Wednesday, March 10, 2010

A Fork in the Road

This is the point where we have enough background to go in a lot of different directions. There is a lot more to be learned about groups. From here we could move on to group actions, Sylow Theory, and the various different ways to combine groups and make new groups. However, we have also learned a sufficient amount of group theory to move onto the theory of integral domains, rings, and then fields which are all new structures that are similar to groups but with more rules. This would be the direction that you'd want to go if you were interested in studying polynomials and algebraic topology. A third option would be to work on linear algebra, which is the study of vector spaces, matrices, and linear functions.

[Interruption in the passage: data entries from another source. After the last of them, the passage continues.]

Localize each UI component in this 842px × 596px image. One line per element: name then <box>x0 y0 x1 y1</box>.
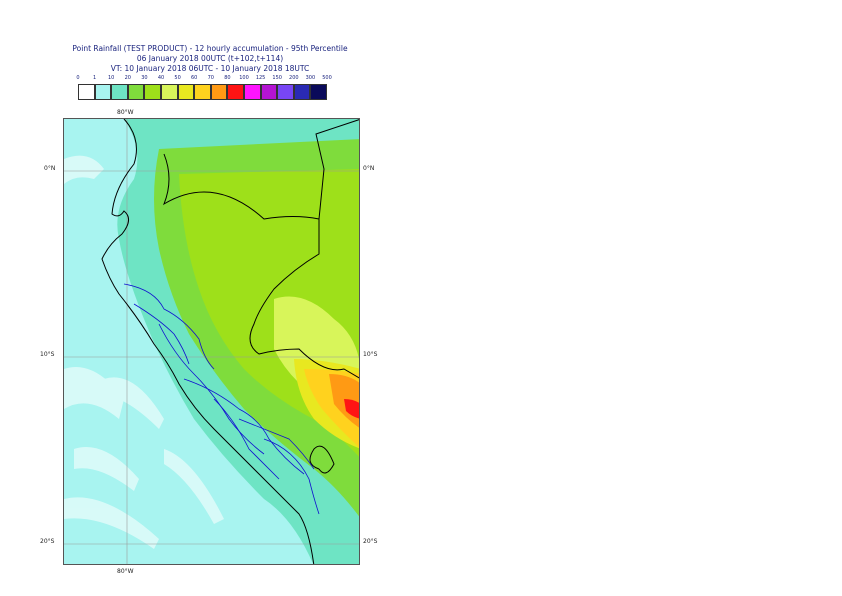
legend-swatch <box>310 84 327 100</box>
ocean-low-rain-streaks <box>64 155 224 549</box>
legend-label: 80 <box>224 75 231 81</box>
title-line-2: 06 January 2018 00UTC (t+102,t+114) <box>136 54 284 63</box>
legend-swatch <box>111 84 128 100</box>
lon-label-top: 80°W <box>117 109 134 116</box>
legend-swatch <box>227 84 244 100</box>
legend-label: 300 <box>305 75 316 81</box>
legend-label: 1 <box>93 75 97 81</box>
legend-label: 50 <box>174 75 181 81</box>
legend-swatch <box>78 84 95 100</box>
lat-label-right-0: 0°N <box>363 165 375 172</box>
legend-label: 500 <box>322 75 332 81</box>
legend-swatch <box>194 84 211 100</box>
legend-swatch <box>144 84 161 100</box>
regional-borders <box>123 283 320 515</box>
title-line-1: Point Rainfall (TEST PRODUCT) - 12 hourl… <box>72 44 348 53</box>
legend-label: 30 <box>141 75 148 81</box>
lat-label-right-20: 20°S <box>363 538 378 545</box>
lat-label-left-20: 20°S <box>40 538 55 545</box>
lon-label-bottom: 80°W <box>117 568 134 575</box>
legend-label: 40 <box>157 75 165 81</box>
legend-swatch <box>161 84 178 100</box>
legend-label: 200 <box>289 75 299 81</box>
legend-label: 0 <box>76 75 80 81</box>
legend-swatch <box>277 84 294 100</box>
lat-label-left-0: 0°N <box>44 165 56 172</box>
land-rain-80-100 <box>344 399 359 419</box>
legend-label: 20 <box>124 75 131 81</box>
legend-swatch <box>293 84 311 100</box>
lat-label-left-10: 10°S <box>40 351 55 358</box>
coastline <box>101 119 315 564</box>
legend-label: 100 <box>239 75 249 81</box>
lat-label-right-10: 10°S <box>363 351 378 358</box>
rainfall-map-svg <box>64 119 359 564</box>
legend-label: 10 <box>108 75 115 81</box>
legend-swatch <box>127 84 145 100</box>
legend-label: 150 <box>272 75 282 81</box>
legend-swatch <box>177 84 195 100</box>
legend-label: 70 <box>207 75 214 81</box>
legend-swatch <box>260 84 278 100</box>
legend-label: 125 <box>255 75 266 81</box>
national-borders <box>162 119 359 474</box>
legend-swatch <box>94 84 112 100</box>
legend-label: 60 <box>191 75 198 81</box>
legend-swatch <box>244 84 261 100</box>
graticule <box>64 119 359 564</box>
legend-swatch <box>210 84 228 100</box>
title-line-3: VT: 10 January 2018 06UTC - 10 January 2… <box>110 64 310 73</box>
rainfall-map <box>63 118 360 565</box>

My personal area of research (at this point) is in character theory, which is a very cool and useful way of looking at groups and extracting all of their information. Character theory, at least from what I can tell so far, is a cool new 21st century tool that we've developed to study groups after running dry the well of standard group theory. I think I'm going to try to move in a direction that gets us toward understanding character theory. The problem with that, though, is that the path to character theory is nowhere near a straight line. When I learned it myself it was a frustrating process of patching together bits and pieces of a lot of different topics and it is my goal to keep you from that experience. The problem is, though, that even though I'm going to try and keep you away from the frustrating process, its still going to take the combination of a couple different branches of mathematics. First, we need a significant amount of group theory - including homomorphisms, group actions, conjugacy classes, and simple groups. Then we need to learn something called representation theory which is the study of functions that take arbitrary groups into groups of matrices. That means that before we can learn representation theory we need to understand these matrix groups which requires some linear algebra.
So, as you can see, there is quite a lot of work ahead of us before we get to character theory. And on top of that, I did not choose this path because its better or more important than any of the other topics - I only chose it because its what I'm familiar with, so even if we get to character theory there's quite a bit ahead of that. For now, though, I'm going to continue pushing along with group theory.